Destination : 145 , Fées d'hiver


Un cambrioleur bien mal avisé

Il fait nuit. Dans le petit parc de cette maison victorienne, une silhouette noire se faufile entre les arbustes et se dirige vers la porte située à l'arrière. Sur les marches, des pots de fleurs alignés de chaque côté se voient tâtés, soulevés par des mains impatientes. Enfin, sous l'un d'eux se trouve l'objet tant désiré : une clé. Le volet, simplement bloqué par une pierre, n'offre aucune résistance. La porte, quand à elle, reconnaît l'outil en fer et s'ouvre dans un léger cliquetis de serrure bien graissée. Enfin dedans ! La respiration courte et le cœur battant, le cambrioleur écoute les divers bruits de la demeure. Il n'y a personne, il a bien vérifié. La vieille dame qui vit ici est partie pour un séjour prolongé chez son fils. Décrite comme excentrique, elle est connue dans le quartier pour son aisance financière et sa grande méfiance dans tout organisme bancaire. Elle doit donc posséder beaucoup d'argent chez elle. Et de l'argent, il en a besoin.

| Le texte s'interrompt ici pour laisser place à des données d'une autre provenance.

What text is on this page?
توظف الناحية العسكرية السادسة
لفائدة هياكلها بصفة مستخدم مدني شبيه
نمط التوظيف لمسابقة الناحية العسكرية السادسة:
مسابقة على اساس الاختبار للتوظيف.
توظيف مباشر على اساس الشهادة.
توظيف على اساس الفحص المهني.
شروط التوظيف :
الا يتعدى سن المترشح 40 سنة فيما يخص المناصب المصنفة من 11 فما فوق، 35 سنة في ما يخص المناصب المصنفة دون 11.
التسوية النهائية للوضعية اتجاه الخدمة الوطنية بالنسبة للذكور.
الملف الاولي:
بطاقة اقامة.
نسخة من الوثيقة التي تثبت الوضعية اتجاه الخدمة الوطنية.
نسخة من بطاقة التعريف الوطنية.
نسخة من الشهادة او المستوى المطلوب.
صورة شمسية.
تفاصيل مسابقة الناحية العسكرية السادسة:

La vieille bâtisse s'offre à lui. Prenant l'escalier en s'éclairant d'une lampe de poche, il monte vers les chambres. Dans chacune, un lit, une table de chevet, une armoire. Sans rien déranger ni saccager, l'homme fouille, tâtonne. Il visite le moindre recoin de chaque meuble, le plus petit tiroir. Rien. Il n'a pu trouver que des cartons entiers de papiers et de photos plus ou moins jaunies. Le temps passe : il lui faut se dépêcher. Redescendant au rez-de-chaussée, il entre dans la cuisine. Tout est méticuleusement parcouru, y compris le congélateur. Sans résultat. Au diable ces films idiots où l'on trouve aisément des trésors dans le compartiment à glaçons ou dans la farine.

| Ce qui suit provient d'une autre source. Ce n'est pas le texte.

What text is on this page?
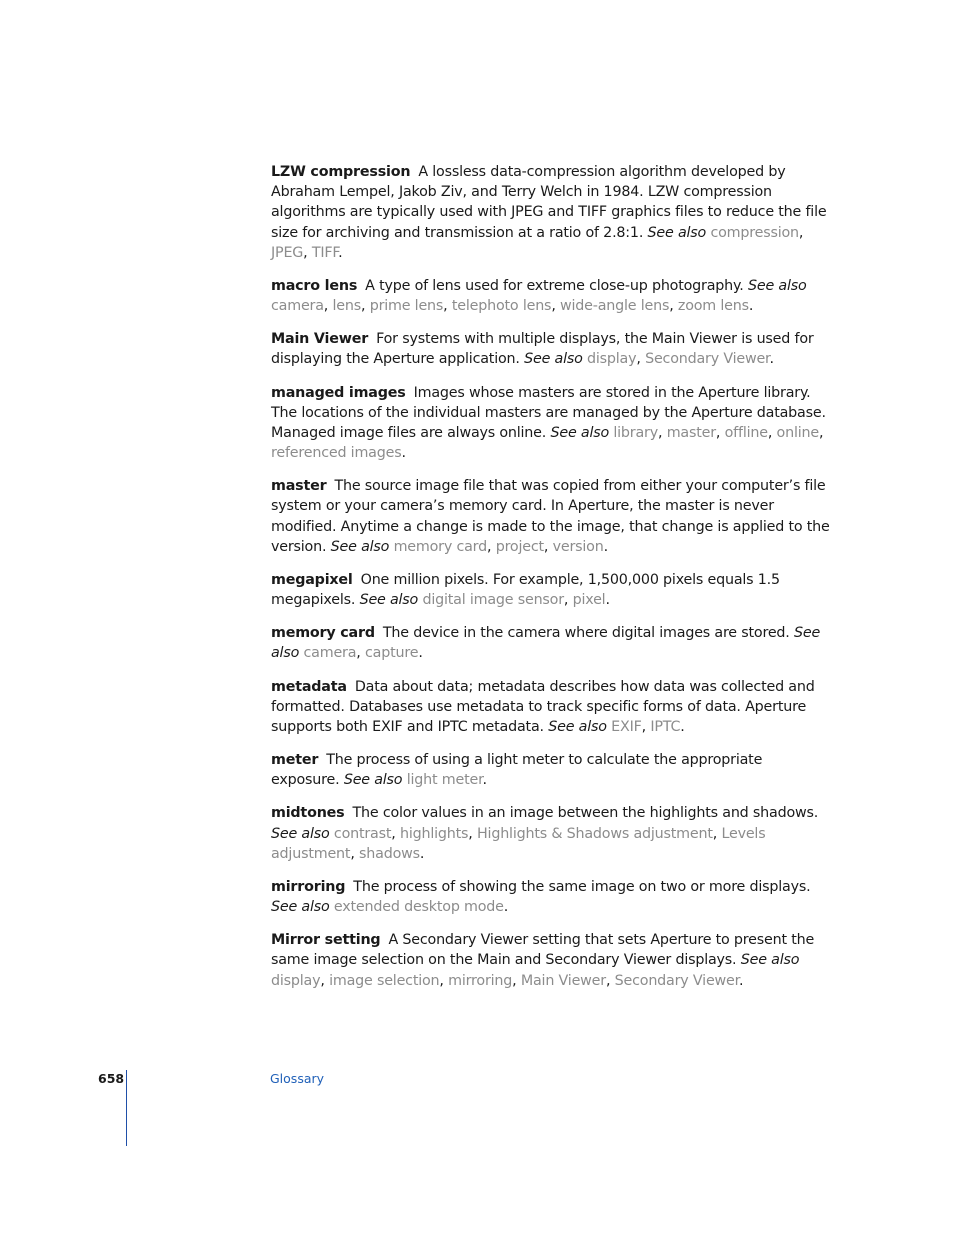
LZW compression A lossless data-compression algorithm developed by Abraham Lempel, Jakob Ziv, and Terry Welch in 1984. LZW compression algorithms are typically used with JPEG and TIFF graphics files to reduce the file size for archiving and transmission at a ratio of 2.8:1. See also compression, JPEG, TIFF.

macro lens A type of lens used for extreme close-up photography. See also camera, lens, prime lens, telephoto lens, wide-angle lens, zoom lens.

Main Viewer For systems with multiple displays, the Main Viewer is used for displaying the Aperture application. See also display, Secondary Viewer.

managed images Images whose masters are stored in the Aperture library. The locations of the individual masters are managed by the Aperture database. Managed image files are always online. See also library, master, offline, online, referenced images.

master The source image file that was copied from either your computer’s file system or your camera’s memory card. In Aperture, the master is never modified. Anytime a change is made to the image, that change is applied to the version. See also memory card, project, version.

megapixel One million pixels. For example, 1,500,000 pixels equals 1.5 megapixels. See also digital image sensor, pixel.

memory card The device in the camera where digital images are stored. See also camera, capture.

metadata Data about data; metadata describes how data was collected and formatted. Databases use metadata to track specific forms of data. Aperture supports both EXIF and IPTC metadata. See also EXIF, IPTC.

meter The process of using a light meter to calculate the appropriate exposure. See also light meter.

midtones The color values in an image between the highlights and shadows. See also contrast, highlights, Highlights & Shadows adjustment, Levels adjustment, shadows.

mirroring The process of showing the same image on two or more displays. See also extended desktop mode.

Mirror setting A Secondary Viewer setting that sets Aperture to present the same image selection on the Main and Secondary Viewer displays. See also display, image selection, mirroring, Main Viewer, Secondary Viewer.

658	Glossary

Ne reste plus que la grande pièce qui fait salle à manger et salon. Une table ronde y trône ainsi qu'un grand canapé et un fauteuil. Voilà maintenant trois heures que l'homme se démène. Il est fatigué et surtout très découragé. Qu'importe ! Le butin ne peut plus se trouver que dans cette pièce, à supposer qu'il y en ait un, le doute s'immisçant peu à peu dans son esprit. A nouveau tout y passe : les coussins du divan et du fauteuil sont malaxés, les dessous de table tâtés. Même les cadres sont soulevés. Sans compter les meubles qui sont eux visités de fond en comble. Rien. Le découragement l'envahi alors. Épuisé par toutes ses émotions, il s'écroule sur le canapé. Voilà deux nuits qu'il ne dort plus, trop occupé à prévoir les moindres détails de sa « visite ». Mais à aucun moment il n'a pensé que l'argent ne serait pas au rendez-vous. La déception et la fatigue lui tombent dessus comme une chape de plomb. S'allongeant, il réfléchit. Où donc la vieille dame a-t-elle pu cacher son pécule ? Ses paupières alourdies se ferment doucement sans qu'il n'y puisse rien. Juste une minute, pense-t-il alors avant de sombrer complètement dans un profond sommeil.

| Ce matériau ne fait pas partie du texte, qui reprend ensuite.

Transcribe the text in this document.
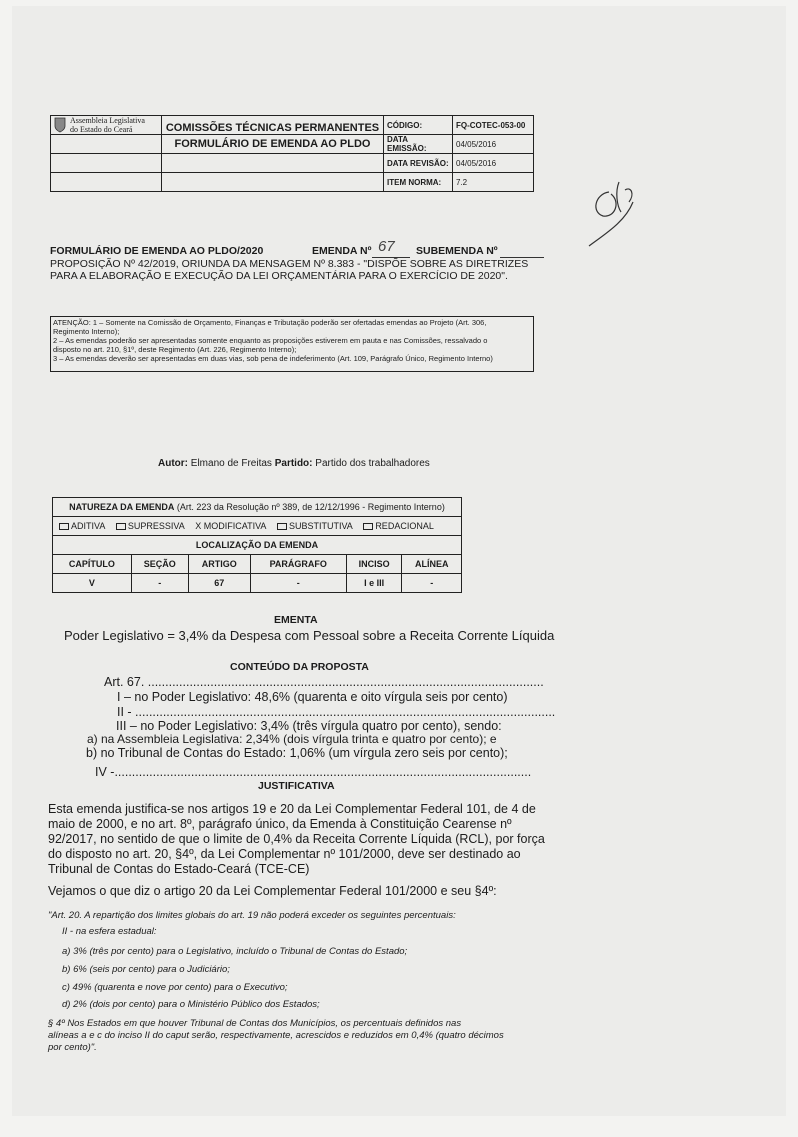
Assembleia Legislativa
do Estado do Ceará	COMISSÕES TÉCNICAS PERMANENTES	CÓDIGO:	FQ-COTEC-053-00
	FORMULÁRIO DE EMENDA AO PLDO	DATA EMISSÃO:	04/05/2016
		DATA REVISÃO:	04/05/2016
		ITEM NORMA:	7.2
FORMULÁRIO DE EMENDA AO PLDO/2020	EMENDA Nº 67 SUBEMENDA Nº
PROPOSIÇÃO Nº 42/2019, ORIUNDA DA MENSAGEM Nº 8.383 - "DISPÕE SOBRE AS DIRETRIZES
PARA A ELABORAÇÃO E EXECUÇÃO DA LEI ORÇAMENTÁRIA PARA O EXERCÍCIO DE 2020".
ATENÇÃO: 1 – Somente na Comissão de Orçamento, Finanças e Tributação poderão ser ofertadas emendas ao Projeto (Art. 306,
Regimento Interno);
2 – As emendas poderão ser apresentadas somente enquanto as proposições estiverem em pauta e nas Comissões, ressalvado o
disposto no art. 210, §1º, deste Regimento (Art. 226, Regimento Interno);
3 – As emendas deverão ser apresentadas em duas vias, sob pena de indeferimento (Art. 109, Parágrafo Único, Regimento Interno)
Autor: Elmano de Freitas Partido: Partido dos trabalhadores
NATUREZA DA EMENDA (Art. 223 da Resolução nº 389, de 12/12/1996 - Regimento Interno)					
ADITIVA SUPRESSIVA X MODIFICATIVA SUBSTITUTIVA REDACIONAL					
LOCALIZAÇÃO DA EMENDA					
CAPÍTULO	SEÇÃO	ARTIGO	PARÁGRAFO	INCISO	ALÍNEA
V	-	67	-	I e III	-
EMENTA
Poder Legislativo = 3,4% da Despesa com Pessoal sobre a Receita Corrente Líquida
CONTEÚDO DA PROPOSTA
Art. 67. ..................................................................................................................
I – no Poder Legislativo: 48,6% (quarenta e oito vírgula seis por cento)
II - .........................................................................................................................
III – no Poder Legislativo: 3,4% (três vírgula quatro por cento), sendo:
a) na Assembleia Legislativa: 2,34% (dois vírgula trinta e quatro por cento); e
b) no Tribunal de Contas do Estado: 1,06% (um vírgula zero seis por cento);
IV -........................................................................................................................
JUSTIFICATIVA
Esta emenda justifica-se nos artigos 19 e 20 da Lei Complementar Federal 101, de 4 de
maio de 2000, e no art. 8º, parágrafo único, da Emenda à Constituição Cearense nº
92/2017, no sentido de que o limite de 0,4% da Receita Corrente Líquida (RCL), por força
do disposto no art. 20, §4º, da Lei Complementar nº 101/2000, deve ser destinado ao
Tribunal de Contas do Estado-Ceará (TCE-CE)
Vejamos o que diz o artigo 20 da Lei Complementar Federal 101/2000 e seu §4º:
"Art. 20. A repartição dos limites globais do art. 19 não poderá exceder os seguintes percentuais:
II - na esfera estadual:
a) 3% (três por cento) para o Legislativo, incluído o Tribunal de Contas do Estado;
b) 6% (seis por cento) para o Judiciário;
c) 49% (quarenta e nove por cento) para o Executivo;
d) 2% (dois por cento) para o Ministério Público dos Estados;
§ 4º Nos Estados em que houver Tribunal de Contas dos Municípios, os percentuais definidos nas
alíneas a e c do inciso II do caput serão, respectivamente, acrescidos e reduzidos em 0,4% (quatro décimos
por cento)".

La lumière crue du lustre le réveille quelques heures plus tard, allumée par des policiers qui se saisissent immédiatement de lui. Hébété, il ne peut croire à ce qui lui arrive. Répondant aux multiples questions qui lui sont posées, il avoue bien vite n'avoir rien trouvé. La vieille dame entre alors dans la pièce, les yeux pétillants de joie. Convaincue par son fils de déposer enfin son argent en banque, elle n'avait eu de cesse de le faire immédiatement. C'est donc dès l'aube qu'elle était revenue accompagnée de sa famille, pour mettre en lieu sûr toutes ses économies. Découvrant le cambrioleur profondément endormi, ils avaient aussitôt contactés les forces de l'ordre. Abasourdi, l'homme ne peux s'empêcher de faire remarquer qu'il n'y a pas d'argent dans la maison. S'approchant de son enfant, l'octogénaire lui demande alors de basculer complètement le canapé, offrant ainsi à la vue de tous, un matelas de billets de grande valeur soigneusement empaquetés et directement agrafés sur le fond du meuble. Se tournant enfin vers l'assistance médusée, elle rétorque en riant, qu'il n'en avait jamais été aussi près, pourtant !!!